Decades ago, Rap1, a small GTPase very similar to Ras, was observed to suppress oncogenic Ras phenotype, reverting its transformation. The proposed reason, persisting since, has been competition between Ras and Rap1 for a common target. Yet, none was found. There was also Rap1’s puzzling suppression of Raf-1 versus activation of BRAF. Reemerging interest in Rap1 envisages capturing its Ras suppression action by inhibitors. Here, we review the literature and resolve the enigma. In vivo oncogenic Ras exists in isoform-distinct nanoclusters. The presence of Rap1 within the nanoclusters reduces the number of the clustered oncogenic Ras molecules, thus suppressing Raf-1 activation and mitogen-activated protein kinase (MAPK) signaling. Nanoclustering suggests that Rap1 suppression is Ras isoform dependent. Altogether, a potent Rap1-like inhibitor appears unlikely.

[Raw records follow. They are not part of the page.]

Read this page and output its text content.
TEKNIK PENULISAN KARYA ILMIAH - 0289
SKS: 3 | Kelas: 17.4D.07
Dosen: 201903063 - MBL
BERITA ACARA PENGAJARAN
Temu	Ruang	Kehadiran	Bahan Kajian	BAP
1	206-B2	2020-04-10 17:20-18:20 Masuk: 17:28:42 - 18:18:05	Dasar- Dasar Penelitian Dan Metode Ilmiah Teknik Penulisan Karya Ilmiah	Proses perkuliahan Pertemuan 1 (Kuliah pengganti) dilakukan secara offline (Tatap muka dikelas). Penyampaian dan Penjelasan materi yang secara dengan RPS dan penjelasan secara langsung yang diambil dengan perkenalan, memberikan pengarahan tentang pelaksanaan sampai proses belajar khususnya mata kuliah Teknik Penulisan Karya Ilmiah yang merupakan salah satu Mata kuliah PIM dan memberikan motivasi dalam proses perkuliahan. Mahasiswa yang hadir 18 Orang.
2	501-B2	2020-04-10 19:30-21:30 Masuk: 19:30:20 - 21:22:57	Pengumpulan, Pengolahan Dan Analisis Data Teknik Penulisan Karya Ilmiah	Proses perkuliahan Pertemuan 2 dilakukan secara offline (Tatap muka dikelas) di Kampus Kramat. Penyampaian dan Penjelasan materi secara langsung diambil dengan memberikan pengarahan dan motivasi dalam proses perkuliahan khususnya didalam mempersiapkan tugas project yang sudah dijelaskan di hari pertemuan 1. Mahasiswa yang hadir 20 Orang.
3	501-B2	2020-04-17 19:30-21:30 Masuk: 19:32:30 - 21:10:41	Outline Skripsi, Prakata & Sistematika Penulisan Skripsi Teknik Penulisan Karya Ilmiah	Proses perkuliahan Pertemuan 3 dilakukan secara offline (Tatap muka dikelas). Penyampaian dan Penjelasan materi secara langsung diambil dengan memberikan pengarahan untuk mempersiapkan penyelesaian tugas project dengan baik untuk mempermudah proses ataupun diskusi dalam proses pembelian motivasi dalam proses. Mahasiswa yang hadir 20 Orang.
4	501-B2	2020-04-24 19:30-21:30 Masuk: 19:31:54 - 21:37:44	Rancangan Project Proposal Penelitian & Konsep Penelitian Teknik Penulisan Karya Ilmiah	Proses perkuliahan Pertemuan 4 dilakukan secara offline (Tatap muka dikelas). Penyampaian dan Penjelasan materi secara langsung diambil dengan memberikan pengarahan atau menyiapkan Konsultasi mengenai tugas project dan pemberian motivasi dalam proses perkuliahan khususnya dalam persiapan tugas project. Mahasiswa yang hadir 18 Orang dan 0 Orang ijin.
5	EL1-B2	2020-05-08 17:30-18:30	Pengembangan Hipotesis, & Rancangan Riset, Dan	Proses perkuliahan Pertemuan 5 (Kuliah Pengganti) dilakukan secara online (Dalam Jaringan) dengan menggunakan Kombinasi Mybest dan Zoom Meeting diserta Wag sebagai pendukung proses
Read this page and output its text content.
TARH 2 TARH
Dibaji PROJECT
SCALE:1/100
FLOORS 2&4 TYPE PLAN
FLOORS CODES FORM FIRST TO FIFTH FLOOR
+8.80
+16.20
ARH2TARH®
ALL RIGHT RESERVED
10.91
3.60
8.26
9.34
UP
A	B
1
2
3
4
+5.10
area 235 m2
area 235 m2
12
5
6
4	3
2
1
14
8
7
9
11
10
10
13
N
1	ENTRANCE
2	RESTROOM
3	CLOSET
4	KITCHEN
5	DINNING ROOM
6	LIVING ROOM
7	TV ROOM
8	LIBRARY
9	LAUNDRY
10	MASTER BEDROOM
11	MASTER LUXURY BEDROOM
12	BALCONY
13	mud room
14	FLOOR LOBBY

几十年前，人们观察到 Rap1（一种与 Ras 非常相似的小型 GTP 酶）可以抑制致癌 Ras 表型，从而恢复其转化。所提出的理由一直存在，一直是 Ras 和 Rap1 之间为了共同目标而竞争。然而，什么也没有找到。还有令人费解的是 Rap1 对 Raf-1 的抑制与对 BRAF 的激活。人们对 Rap1 重新产生兴趣，设想通过抑制剂捕获其 Ras 抑制作用。在这里，我们回顾文献并解开谜团。体内致癌 Ras 存在于不同亚型的纳米簇中。纳米簇内 Rap1 的存在减少了成簇致癌 Ras 分子的数量，从而抑制 Raf-1 激活和丝裂原激活蛋白激酶 (MAPK) 信号传导。纳米聚类表明 Rap1 抑制依赖于 Ras 同工型。总而言之，似乎不太可能出现有效的 Rap1 样抑制剂。